The shake-up happens to come just two days after JPMorgan Chase & Co.’s Jamie Dimon -- the only head of a giant U.S. bank with a tenure longer than Gorman’s -- reconfigured his own leadership team, promoting two women who could someday assume his post.

Morgan Stanley’s CFO role will pass to investor relations head Sharon Yeshaya, giving her a more prominent voice among investors and analysts.

The spot as Gorman’s top deputy had been vacant for two years since the exit of the firm’s colorful President Colm Kelleher, who was older than the CEO. That departure set off a race for the next generation of executives, and Gorman gave them some time to prove themselves.

He ultimately landed on two who were key to Morgan Stanley’s comeback from the 2008 financial crisis, helping to strengthen its Wall Street operations and building up a franchise tending to customers’ money.
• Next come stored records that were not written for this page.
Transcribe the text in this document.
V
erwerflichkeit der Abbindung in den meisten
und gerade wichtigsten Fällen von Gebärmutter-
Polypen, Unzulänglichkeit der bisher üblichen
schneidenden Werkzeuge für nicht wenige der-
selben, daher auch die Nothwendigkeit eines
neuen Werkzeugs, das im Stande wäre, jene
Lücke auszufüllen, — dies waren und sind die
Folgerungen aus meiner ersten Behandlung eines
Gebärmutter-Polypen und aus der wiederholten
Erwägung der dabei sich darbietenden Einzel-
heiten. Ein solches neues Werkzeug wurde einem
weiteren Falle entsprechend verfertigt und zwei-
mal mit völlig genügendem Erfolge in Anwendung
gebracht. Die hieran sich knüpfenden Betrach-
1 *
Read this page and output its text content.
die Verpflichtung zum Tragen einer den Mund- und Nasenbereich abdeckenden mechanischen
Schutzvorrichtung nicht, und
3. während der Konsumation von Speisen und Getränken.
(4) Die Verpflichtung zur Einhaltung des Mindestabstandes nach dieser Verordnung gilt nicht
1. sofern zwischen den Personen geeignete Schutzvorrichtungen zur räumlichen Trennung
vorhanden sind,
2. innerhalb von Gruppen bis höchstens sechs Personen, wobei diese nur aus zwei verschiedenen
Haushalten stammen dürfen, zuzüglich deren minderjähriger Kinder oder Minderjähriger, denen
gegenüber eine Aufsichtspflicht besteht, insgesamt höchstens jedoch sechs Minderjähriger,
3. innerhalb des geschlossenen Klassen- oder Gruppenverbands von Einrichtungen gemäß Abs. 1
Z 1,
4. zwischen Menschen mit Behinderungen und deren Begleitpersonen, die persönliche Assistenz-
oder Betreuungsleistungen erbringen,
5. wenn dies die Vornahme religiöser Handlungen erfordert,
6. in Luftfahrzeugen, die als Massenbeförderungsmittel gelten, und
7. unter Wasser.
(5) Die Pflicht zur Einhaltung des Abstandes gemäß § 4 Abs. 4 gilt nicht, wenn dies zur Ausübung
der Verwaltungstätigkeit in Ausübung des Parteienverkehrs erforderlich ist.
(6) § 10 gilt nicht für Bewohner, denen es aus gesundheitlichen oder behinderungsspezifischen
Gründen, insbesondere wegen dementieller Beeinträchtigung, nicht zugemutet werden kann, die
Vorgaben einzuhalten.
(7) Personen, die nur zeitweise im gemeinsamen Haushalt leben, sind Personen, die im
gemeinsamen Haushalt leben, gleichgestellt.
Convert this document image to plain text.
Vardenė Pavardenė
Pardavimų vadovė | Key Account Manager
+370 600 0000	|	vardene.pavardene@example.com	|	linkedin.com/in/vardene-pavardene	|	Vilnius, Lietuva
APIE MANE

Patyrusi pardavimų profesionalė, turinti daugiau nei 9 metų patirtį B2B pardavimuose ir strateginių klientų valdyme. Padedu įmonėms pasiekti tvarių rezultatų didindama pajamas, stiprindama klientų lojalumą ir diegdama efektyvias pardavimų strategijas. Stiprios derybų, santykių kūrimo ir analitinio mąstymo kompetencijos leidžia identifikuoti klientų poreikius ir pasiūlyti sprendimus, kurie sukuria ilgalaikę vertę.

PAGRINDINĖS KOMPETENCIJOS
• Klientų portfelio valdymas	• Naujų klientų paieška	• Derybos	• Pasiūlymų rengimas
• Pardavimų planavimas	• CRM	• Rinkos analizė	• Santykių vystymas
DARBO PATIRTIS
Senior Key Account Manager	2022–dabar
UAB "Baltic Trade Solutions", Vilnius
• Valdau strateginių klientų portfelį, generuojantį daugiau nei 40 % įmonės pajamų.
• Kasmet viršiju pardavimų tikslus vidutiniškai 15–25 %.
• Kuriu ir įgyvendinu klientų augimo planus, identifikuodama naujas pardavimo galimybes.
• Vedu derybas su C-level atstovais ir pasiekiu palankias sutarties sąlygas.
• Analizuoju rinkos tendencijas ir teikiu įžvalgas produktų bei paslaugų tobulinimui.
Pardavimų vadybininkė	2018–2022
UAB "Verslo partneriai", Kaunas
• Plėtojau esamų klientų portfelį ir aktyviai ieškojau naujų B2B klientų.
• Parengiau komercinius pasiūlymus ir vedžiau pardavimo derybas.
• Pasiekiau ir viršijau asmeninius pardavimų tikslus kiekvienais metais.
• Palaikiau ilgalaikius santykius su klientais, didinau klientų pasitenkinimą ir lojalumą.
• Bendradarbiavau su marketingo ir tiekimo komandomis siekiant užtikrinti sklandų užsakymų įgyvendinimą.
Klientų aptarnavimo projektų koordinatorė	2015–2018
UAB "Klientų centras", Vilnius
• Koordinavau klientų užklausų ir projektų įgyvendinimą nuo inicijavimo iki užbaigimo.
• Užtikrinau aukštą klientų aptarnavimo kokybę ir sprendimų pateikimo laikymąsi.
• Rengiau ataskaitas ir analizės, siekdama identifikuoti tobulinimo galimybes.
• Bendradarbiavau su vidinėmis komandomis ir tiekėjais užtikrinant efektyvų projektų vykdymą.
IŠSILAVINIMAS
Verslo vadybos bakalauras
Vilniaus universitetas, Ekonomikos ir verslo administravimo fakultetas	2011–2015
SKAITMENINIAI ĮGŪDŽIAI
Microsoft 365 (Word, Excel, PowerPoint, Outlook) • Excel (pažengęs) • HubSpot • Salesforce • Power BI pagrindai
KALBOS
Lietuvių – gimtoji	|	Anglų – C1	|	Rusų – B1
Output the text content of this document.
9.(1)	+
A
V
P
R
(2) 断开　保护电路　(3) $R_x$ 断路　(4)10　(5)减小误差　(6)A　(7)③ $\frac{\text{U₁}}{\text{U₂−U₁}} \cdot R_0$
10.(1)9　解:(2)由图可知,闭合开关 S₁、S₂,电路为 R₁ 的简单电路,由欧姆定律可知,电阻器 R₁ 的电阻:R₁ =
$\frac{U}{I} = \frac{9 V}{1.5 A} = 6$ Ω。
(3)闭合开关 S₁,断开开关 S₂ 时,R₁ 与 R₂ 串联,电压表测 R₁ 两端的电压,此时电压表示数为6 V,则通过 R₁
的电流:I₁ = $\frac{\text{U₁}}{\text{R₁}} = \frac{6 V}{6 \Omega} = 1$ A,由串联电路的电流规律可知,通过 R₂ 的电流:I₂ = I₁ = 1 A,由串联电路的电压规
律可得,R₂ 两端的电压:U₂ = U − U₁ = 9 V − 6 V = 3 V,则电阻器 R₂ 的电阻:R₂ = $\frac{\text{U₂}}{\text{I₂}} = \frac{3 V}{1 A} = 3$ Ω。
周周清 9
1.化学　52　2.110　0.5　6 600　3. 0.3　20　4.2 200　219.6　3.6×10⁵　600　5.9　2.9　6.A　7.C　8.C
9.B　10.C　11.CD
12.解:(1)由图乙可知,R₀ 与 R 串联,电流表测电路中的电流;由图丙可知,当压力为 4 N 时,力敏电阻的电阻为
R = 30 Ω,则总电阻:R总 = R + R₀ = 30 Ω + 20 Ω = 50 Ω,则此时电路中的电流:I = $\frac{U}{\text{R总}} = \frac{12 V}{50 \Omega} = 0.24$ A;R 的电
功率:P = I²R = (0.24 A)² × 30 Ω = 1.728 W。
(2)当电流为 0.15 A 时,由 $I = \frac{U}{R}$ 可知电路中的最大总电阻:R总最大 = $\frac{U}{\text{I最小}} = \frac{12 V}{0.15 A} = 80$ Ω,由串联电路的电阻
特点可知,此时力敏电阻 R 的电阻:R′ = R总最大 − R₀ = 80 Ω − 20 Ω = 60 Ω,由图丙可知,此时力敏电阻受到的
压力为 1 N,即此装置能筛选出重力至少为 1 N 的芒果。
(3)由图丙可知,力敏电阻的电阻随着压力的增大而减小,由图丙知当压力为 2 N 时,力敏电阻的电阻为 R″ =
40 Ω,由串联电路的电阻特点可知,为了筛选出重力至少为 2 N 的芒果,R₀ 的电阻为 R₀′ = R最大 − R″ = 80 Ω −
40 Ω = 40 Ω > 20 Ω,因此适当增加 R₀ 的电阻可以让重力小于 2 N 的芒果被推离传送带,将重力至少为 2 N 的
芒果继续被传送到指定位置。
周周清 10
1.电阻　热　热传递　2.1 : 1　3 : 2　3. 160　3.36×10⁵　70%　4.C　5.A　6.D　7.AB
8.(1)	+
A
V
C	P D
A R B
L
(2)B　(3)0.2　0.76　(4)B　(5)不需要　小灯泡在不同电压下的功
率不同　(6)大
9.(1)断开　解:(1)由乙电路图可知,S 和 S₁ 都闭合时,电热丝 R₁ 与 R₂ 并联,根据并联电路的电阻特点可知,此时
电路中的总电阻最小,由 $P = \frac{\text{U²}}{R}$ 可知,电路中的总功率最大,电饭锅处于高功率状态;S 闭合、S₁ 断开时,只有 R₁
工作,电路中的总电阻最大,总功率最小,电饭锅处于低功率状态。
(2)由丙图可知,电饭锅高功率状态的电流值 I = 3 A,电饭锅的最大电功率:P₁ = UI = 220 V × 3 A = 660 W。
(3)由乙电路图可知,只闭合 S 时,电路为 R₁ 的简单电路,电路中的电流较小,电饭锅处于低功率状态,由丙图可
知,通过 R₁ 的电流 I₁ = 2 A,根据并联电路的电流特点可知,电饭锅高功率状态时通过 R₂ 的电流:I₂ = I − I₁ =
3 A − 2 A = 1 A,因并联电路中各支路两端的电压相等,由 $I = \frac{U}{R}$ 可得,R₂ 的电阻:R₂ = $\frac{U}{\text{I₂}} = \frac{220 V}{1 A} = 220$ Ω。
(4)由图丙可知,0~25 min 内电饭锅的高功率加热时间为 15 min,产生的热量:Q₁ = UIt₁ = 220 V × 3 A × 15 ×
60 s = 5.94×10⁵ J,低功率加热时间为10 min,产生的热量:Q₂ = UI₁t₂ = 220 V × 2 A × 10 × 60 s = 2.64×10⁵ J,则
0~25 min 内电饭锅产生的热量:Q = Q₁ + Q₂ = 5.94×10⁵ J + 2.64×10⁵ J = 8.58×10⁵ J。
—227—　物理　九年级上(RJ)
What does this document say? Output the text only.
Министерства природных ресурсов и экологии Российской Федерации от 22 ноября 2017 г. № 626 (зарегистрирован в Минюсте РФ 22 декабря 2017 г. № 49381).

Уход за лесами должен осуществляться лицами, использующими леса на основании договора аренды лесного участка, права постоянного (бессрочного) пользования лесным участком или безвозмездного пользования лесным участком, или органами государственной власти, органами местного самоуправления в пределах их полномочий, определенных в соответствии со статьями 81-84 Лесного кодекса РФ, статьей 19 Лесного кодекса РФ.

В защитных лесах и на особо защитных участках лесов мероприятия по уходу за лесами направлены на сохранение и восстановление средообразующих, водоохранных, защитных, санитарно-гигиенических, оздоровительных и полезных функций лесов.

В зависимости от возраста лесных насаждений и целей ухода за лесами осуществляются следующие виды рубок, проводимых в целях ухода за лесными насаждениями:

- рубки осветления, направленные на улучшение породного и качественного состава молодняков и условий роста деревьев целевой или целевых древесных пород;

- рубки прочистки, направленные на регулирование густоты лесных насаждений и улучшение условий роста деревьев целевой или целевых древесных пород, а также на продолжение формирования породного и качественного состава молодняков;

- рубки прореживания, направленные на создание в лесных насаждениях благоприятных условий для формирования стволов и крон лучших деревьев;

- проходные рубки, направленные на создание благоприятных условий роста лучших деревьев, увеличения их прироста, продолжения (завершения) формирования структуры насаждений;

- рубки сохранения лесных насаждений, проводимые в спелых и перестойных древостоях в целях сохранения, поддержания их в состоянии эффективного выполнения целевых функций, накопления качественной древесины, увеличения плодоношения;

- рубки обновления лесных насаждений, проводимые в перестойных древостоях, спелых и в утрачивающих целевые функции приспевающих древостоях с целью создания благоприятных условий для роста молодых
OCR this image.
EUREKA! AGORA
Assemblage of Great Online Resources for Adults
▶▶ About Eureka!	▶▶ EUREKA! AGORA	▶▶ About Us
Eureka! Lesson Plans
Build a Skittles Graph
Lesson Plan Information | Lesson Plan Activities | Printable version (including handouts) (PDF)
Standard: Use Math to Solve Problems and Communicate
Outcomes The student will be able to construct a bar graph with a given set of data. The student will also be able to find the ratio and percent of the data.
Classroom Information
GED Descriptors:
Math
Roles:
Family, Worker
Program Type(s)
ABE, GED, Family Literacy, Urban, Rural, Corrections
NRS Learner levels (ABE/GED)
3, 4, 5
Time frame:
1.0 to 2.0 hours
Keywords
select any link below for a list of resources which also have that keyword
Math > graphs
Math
Morgan Stanley has turned out the best stock performance among top rivals in the last five years, making managers hopeful that it’s forever buried the pejorative that long dogged the company: the littlest big bank.

At one point early last year, senior executives gloated over printouts about the bank’s soaring shares relative to archrival Goldman Sachs Group Inc. More recently, Morgan Stanley even overtook the market value of Citigroup Inc., which commands twice the assets.